Choose small probability \(\alpha\) and find reasonable critical regions that make the probability for Type I error be bounded by \(\alpha\).

Among these critical regions, minimize the probability for Type II error.

Note that we have \[ 1 - \mathbb{P}_\theta ( \text{Type II error}) = \mathbb{P}_\theta \left[ (X_1, \dots, X_n) \in C \right].\]

This inspires the following definitions

**Definition 4.1 (size (significance level) of critical region) **We say that a critical region \(C\) is of *size* (or *significance level*) \(\alpha\) if
\[ \alpha = \sup_{\theta \in D_0} \mathbb{P}_\theta \left[ (X_1, \dots, X_n) \in C \right].\]

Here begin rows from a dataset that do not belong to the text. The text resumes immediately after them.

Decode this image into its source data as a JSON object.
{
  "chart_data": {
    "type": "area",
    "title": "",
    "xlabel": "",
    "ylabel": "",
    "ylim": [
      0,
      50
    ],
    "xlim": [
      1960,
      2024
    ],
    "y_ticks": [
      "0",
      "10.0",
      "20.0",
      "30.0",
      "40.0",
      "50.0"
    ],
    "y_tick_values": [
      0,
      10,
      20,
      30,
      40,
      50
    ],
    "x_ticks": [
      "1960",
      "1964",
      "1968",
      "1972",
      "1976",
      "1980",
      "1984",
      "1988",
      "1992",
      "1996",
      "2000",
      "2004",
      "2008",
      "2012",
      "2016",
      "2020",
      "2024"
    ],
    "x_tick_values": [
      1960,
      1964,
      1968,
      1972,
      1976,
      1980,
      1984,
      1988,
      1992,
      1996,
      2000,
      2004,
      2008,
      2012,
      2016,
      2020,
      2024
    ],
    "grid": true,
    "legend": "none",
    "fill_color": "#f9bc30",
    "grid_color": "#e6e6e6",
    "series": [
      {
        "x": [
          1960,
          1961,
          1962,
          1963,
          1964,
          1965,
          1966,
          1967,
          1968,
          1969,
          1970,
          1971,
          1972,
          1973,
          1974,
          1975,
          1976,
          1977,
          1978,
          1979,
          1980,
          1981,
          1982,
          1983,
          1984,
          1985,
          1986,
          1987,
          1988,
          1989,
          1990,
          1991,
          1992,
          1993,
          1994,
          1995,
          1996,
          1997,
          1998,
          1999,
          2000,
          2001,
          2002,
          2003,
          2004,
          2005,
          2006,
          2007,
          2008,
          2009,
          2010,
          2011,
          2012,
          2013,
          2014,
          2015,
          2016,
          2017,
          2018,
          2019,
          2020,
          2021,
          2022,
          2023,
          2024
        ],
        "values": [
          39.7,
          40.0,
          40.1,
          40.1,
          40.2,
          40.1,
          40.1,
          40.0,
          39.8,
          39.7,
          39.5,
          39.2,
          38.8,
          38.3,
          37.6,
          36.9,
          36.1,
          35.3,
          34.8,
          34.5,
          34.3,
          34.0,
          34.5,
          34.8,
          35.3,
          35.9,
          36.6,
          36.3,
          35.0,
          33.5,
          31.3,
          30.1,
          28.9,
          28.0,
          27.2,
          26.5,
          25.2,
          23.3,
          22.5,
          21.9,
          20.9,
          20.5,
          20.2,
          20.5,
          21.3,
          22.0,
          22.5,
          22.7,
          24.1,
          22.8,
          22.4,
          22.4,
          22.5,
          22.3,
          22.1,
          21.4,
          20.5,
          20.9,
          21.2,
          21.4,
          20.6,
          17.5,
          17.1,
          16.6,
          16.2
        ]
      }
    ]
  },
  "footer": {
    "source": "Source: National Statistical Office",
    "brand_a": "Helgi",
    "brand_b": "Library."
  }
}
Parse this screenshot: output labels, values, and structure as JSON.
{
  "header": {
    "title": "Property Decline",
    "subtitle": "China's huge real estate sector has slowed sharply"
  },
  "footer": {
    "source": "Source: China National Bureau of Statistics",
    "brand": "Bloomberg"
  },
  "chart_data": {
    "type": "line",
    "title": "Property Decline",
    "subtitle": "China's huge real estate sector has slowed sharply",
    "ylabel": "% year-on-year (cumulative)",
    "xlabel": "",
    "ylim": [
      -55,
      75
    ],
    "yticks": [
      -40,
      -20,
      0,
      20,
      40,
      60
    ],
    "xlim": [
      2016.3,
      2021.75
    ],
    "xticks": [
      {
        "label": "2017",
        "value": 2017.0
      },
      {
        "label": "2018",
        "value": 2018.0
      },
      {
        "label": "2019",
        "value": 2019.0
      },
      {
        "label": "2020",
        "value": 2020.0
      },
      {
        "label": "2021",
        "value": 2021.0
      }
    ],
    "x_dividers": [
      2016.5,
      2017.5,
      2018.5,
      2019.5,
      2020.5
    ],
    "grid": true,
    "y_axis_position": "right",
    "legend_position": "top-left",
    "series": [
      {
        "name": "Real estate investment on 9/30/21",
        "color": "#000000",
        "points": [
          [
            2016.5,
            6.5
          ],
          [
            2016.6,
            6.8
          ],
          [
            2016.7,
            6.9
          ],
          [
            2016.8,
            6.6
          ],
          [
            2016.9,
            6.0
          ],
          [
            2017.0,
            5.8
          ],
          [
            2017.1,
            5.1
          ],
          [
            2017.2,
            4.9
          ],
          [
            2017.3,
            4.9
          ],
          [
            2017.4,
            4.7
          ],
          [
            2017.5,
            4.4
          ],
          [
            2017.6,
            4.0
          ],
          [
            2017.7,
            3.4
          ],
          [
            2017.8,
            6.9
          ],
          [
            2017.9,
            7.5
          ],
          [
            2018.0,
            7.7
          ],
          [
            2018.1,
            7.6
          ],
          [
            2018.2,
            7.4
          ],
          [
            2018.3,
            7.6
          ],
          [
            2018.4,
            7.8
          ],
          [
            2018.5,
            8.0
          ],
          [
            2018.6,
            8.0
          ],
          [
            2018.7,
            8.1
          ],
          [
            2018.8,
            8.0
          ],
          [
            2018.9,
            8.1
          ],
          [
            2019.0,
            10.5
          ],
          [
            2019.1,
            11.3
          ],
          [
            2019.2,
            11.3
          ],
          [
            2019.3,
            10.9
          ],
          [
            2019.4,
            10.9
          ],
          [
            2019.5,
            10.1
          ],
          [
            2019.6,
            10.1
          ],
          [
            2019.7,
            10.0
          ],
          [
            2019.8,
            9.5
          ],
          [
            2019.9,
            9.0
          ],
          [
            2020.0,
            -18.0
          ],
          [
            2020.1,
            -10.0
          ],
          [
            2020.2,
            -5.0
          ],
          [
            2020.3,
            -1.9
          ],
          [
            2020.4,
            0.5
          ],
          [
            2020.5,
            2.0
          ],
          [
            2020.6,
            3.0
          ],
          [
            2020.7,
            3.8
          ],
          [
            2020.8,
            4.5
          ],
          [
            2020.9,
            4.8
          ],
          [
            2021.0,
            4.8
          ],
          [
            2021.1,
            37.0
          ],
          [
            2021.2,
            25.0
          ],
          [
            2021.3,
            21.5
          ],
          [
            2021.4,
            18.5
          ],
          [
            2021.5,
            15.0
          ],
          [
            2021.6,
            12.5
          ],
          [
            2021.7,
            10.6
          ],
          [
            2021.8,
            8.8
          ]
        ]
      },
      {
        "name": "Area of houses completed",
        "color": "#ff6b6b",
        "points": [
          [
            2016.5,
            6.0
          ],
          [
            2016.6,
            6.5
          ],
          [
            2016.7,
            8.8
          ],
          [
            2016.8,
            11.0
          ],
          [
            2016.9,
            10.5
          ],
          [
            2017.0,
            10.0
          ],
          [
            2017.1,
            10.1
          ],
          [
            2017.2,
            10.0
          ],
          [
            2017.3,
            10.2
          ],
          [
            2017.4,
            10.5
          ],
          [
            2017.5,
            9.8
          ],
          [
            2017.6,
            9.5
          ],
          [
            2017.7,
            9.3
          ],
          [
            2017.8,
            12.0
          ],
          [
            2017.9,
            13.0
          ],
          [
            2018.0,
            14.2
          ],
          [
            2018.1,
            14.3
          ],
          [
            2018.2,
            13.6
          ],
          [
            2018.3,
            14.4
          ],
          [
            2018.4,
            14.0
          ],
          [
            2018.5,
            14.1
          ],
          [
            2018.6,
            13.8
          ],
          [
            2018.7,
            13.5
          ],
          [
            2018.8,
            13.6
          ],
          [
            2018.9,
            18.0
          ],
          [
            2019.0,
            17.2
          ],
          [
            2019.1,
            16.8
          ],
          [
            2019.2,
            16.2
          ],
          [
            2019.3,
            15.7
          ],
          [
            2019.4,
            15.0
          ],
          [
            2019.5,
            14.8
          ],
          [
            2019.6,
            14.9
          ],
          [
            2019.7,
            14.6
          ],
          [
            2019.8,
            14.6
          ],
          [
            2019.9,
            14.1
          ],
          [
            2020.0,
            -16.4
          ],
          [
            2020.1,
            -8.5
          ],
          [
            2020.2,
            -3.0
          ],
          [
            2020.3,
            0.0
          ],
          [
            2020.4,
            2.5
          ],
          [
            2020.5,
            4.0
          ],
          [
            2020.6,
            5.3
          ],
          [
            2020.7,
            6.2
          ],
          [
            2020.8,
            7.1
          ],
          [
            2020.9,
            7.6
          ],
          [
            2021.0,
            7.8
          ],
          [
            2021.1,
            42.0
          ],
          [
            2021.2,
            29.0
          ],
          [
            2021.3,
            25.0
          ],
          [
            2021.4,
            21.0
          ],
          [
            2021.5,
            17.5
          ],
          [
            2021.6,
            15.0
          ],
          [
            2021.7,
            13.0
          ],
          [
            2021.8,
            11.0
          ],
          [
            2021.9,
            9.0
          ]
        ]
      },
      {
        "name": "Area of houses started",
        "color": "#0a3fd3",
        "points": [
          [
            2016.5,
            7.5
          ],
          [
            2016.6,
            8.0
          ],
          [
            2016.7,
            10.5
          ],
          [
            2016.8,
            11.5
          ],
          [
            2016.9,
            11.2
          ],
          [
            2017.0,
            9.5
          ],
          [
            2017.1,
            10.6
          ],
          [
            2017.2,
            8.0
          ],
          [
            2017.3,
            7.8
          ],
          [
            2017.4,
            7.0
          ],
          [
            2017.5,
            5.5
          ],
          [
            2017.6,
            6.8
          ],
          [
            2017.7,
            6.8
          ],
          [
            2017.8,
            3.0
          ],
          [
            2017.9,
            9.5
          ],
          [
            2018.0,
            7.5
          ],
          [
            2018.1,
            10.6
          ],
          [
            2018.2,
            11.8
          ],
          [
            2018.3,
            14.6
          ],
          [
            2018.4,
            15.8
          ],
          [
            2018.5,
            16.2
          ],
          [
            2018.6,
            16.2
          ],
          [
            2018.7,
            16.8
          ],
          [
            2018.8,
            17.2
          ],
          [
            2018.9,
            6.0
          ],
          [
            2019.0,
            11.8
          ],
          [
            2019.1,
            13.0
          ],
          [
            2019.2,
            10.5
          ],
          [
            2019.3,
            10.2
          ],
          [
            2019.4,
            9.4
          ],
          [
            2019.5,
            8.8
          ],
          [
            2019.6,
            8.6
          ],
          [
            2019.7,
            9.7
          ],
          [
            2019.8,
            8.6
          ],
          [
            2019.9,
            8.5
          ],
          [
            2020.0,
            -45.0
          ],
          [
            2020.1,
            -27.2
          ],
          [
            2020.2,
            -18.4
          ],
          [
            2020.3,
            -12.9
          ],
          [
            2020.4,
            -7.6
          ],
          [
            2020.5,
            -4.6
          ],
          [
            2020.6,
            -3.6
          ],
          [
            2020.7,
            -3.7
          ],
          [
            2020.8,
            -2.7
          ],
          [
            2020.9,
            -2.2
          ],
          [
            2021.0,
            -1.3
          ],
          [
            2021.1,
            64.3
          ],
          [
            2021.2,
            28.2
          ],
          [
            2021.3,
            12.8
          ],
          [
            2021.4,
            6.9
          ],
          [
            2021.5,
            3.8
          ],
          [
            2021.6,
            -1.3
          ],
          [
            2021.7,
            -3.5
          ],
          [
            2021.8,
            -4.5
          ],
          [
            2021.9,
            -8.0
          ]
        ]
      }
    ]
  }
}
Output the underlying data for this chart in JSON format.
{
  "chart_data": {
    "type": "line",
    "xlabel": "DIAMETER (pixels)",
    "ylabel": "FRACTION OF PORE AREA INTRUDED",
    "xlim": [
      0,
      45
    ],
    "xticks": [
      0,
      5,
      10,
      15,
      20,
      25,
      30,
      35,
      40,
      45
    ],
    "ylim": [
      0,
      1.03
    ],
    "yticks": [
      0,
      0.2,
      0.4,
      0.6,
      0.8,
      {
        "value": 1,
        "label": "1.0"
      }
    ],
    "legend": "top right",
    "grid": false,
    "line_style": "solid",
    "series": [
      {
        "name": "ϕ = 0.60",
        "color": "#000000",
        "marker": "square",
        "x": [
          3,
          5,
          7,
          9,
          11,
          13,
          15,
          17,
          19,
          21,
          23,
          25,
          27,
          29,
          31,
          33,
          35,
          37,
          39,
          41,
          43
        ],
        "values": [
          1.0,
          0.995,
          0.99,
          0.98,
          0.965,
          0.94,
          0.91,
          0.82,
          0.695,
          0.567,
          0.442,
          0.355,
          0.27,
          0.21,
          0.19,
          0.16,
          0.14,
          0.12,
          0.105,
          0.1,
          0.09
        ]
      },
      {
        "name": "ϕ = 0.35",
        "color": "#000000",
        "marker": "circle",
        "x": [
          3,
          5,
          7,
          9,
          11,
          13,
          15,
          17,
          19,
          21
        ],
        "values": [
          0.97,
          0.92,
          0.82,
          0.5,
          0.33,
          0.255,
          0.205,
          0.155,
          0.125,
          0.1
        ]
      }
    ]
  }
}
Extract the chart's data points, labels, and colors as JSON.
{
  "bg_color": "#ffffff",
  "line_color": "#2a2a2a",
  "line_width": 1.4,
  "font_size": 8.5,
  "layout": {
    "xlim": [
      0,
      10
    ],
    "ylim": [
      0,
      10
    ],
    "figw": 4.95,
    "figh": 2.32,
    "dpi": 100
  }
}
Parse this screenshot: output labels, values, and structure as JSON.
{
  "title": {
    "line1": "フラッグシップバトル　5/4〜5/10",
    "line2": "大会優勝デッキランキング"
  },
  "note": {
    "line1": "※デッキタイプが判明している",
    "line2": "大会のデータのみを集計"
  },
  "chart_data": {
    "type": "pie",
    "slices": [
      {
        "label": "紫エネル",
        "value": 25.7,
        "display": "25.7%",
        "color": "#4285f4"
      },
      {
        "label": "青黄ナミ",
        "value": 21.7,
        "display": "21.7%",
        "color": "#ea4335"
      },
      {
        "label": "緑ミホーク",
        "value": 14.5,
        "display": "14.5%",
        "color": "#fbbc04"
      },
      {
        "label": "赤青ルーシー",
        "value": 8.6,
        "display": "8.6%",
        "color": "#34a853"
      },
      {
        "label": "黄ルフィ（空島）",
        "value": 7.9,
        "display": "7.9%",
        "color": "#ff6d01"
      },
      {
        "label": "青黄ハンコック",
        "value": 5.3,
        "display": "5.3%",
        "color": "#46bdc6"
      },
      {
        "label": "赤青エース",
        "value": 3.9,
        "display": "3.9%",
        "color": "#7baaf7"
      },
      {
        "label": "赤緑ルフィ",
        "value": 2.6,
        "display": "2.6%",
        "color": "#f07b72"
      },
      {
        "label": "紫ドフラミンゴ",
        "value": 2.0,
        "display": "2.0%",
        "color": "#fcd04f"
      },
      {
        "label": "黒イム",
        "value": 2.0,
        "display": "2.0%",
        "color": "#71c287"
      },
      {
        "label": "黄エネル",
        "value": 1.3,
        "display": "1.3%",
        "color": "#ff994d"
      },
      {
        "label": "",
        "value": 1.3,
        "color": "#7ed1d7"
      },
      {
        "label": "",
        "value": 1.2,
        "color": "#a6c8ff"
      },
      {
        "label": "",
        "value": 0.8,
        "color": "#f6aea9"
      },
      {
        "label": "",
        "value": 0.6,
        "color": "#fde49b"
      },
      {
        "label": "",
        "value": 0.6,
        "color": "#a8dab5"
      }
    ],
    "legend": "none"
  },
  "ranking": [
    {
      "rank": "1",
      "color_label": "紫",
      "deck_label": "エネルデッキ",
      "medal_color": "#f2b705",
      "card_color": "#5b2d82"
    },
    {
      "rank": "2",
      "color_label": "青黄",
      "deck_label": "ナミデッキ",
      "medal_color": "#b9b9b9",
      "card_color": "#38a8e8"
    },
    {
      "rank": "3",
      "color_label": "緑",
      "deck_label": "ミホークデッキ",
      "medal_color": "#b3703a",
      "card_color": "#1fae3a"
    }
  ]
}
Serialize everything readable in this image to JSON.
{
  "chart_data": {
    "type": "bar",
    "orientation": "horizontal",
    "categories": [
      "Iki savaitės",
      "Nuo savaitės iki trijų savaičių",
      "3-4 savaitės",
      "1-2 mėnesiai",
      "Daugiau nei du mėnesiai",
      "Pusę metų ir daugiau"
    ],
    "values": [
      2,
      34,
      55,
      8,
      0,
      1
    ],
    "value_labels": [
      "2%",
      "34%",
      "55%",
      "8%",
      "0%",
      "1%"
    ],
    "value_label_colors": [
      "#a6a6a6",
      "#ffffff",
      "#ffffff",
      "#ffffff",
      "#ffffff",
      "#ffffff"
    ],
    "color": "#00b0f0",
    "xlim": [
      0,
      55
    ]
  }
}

**Definition 4.2 (Power function of critical region) **A *power function* of a critical region \(C\) is a function \(\gamma_C: D_1 \to [0,1]\)
so that
\[ \gamma_C(\theta) = \mathbb{P}_\theta \left[ (X_1, \dots, X_n) \in C \right].\]

*Remark*. From the above discussion, the quality of a hypothesis test is really determined by
choosing the right critical region \(C\). So a test is better than another test
when the critical region of it is better than the critical region of the other one.
We, thus, need to be able to compare critical regions.

**Definition 4.3 **Given two critical regions \(C_1\) and \(C_2\) of size \(\alpha\), \(C_1\)
is better than \(C_2\) (denoted by \(C_1 \succeq C_2\)) if
\[\gamma_{C_1}(\theta) \geq \gamma_{C_2}(\theta)\,, \forall \theta \in D_1.\]

Note that, not any pair of critical regions are comparable.